Because of recent food donations from groups like Went Off Truckin’ of Shelbyville and from a man they know only as “Jim of Unionville,” their ministry continues to be sustained week-to-week. Besides serving, volunteers do their own part, baking cookies and cupcakes-all recently decorated for fall and Halloween.

“We plan for about 150 people each week . . . 146 fed last week, Sept 29, and had four additional cars that arrived after all the food had been distributed,” said Bartley. 

Bartley said she’s observed since spring how most people have begun to arrive earlier and earlier for their food, mainly because they always have the potential to run out of supplies at the end. With no reservations required, the only rules volunteers have tried to establish is that meals are provided for only those who are actually present, as there is generally a limited supply of take-out meals. 

“Therefore, we have seen cars loaded down with eight to nine people sometimes, but it is necessary to try to be fair. Even with that, the numbers are never static week-to-week, so we either have a few leftovers or, heaven forbid, will be out of food by the time the last people arrive.”

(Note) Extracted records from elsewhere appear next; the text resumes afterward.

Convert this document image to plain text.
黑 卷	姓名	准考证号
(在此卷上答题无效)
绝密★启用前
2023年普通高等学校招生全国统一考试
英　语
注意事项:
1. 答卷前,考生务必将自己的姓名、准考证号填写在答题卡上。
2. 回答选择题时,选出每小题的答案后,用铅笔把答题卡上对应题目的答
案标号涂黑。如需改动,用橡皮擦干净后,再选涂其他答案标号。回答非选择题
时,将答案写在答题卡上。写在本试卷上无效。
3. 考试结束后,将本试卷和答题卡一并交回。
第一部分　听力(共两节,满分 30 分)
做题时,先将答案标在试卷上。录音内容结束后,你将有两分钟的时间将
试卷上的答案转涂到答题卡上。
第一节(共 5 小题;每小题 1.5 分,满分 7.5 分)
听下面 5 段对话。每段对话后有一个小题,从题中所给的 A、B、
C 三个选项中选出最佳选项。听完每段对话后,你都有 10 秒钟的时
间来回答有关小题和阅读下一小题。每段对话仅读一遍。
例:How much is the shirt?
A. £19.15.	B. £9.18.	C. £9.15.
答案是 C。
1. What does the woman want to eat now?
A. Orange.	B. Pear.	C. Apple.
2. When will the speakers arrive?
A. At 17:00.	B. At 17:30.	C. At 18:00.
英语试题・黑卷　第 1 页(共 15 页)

Since the spring, the 501(c)(3) organization has operated its drive-by with the assistance of Tony Edwards, who has used his mobile cooking trailer and crew for meal preparation. While being inside might be more ideal this time of year, the volunteers know with the pandemic still looming, they don’t have a lot of choices in location right now.

“The weather is changing, but right now, still the only viable solution for feeding this population of folks is by remote means, so we will just wrap up a bit more,” said Bartley. “There are no specific plans to change this for the time being. With our time change (Daylight Savings Time) coming soon, some lighting has been purchased so that as it darkens, we can better see and have a measure of safety, but for now, we will remain at the Save-A-Lot parking lot.”

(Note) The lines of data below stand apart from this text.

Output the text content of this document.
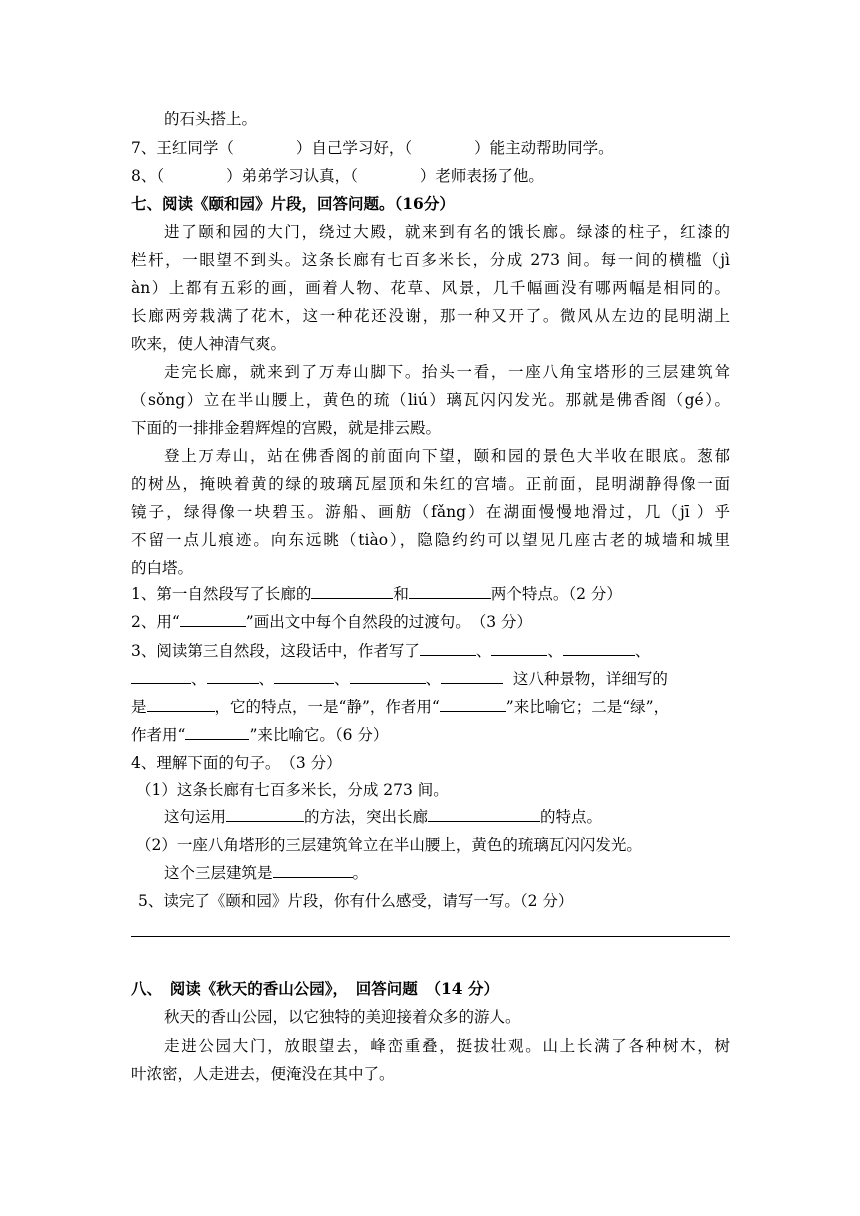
的石头搭上。
7、王红同学（　　　　）自己学习好，（　　　　）能主动帮助同学。
8、（　　　　）弟弟学习认真，（　　　　）老师表扬了他。
七、阅读《颐和园》片段，回答问题。（16分）
进了颐和园的大门，绕过大殿，就来到有名的饿长廊。绿漆的柱子，红漆的
栏杆，一眼望不到头。这条长廊有七百多米长，分成 273 间。每一间的横槛（jì
àn）上都有五彩的画，画着人物、花草、风景，几千幅画没有哪两幅是相同的。
长廊两旁栽满了花木，这一种花还没谢，那一种又开了。微风从左边的昆明湖上
吹来，使人神清气爽。
走完长廊，就来到了万寿山脚下。抬头一看，一座八角宝塔形的三层建筑耸
（sǒng）立在半山腰上，黄色的琉（liú）璃瓦闪闪发光。那就是佛香阁（gé）。
下面的一排排金碧辉煌的宫殿，就是排云殿。
登上万寿山，站在佛香阁的前面向下望，颐和园的景色大半收在眼底。葱郁
的树丛，掩映着黄的绿的玻璃瓦屋顶和朱红的宫墙。正前面，昆明湖静得像一面
镜子，绿得像一块碧玉。游船、画舫（fǎng）在湖面慢慢地滑过，几（jī ）乎
不留一点儿痕迹。向东远眺（tiào），隐隐约约可以望见几座古老的城墙和城里
的白塔。
1、第一自然段写了长廊的	和	两个特点。（2 分）
2、用“	”画出文中每个自然段的过渡句。　（3 分）
3、阅读第三自然段，这段话中，作者写了	、	、	、
、	、	、	、	这八种景物，详细写的
是	，它的特点，一是“静”，作者用“	”来比喻它；二是“绿”，
作者用“	”来比喻它。（6 分）
4、理解下面的句子。　（3 分）
（1）这条长廊有七百多米长，分成 273 间。
这句运用	的方法，突出长廊	的特点。
（2）一座八角塔形的三层建筑耸立在半山腰上，黄色的琉璃瓦闪闪发光。
这个三层建筑是	。
5、读完了《颐和园》片段，你有什么感受，请写一写。（2 分）
八、　阅读《秋天的香山公园》，　回答问题　（14 分）
秋天的香山公园，以它独特的美迎接着众多的游人。
走进公园大门，放眼望去，峰峦重叠，挺拔壮观。山上长满了各种树木，树
叶浓密，人走进去，便淹没在其中了。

As stewards of community gifts, the current 10-member SCSK board and its volunteers said they seek to provide the best food possible through the most cost effective means. Although, the number of meals predicted weekly are based on the weeks prior, it is never a “perfectly-predictable number,” according to volunteers.

Noting their major fundraiser was cancelled this year due to COVID-19, Bartley said, “There are always uphill battles that are being fought, but we feel that we are doing the work God expects and equips us for in feeding his people. Even with fundraisers, the need for money will continue, no matter the feeding mode.”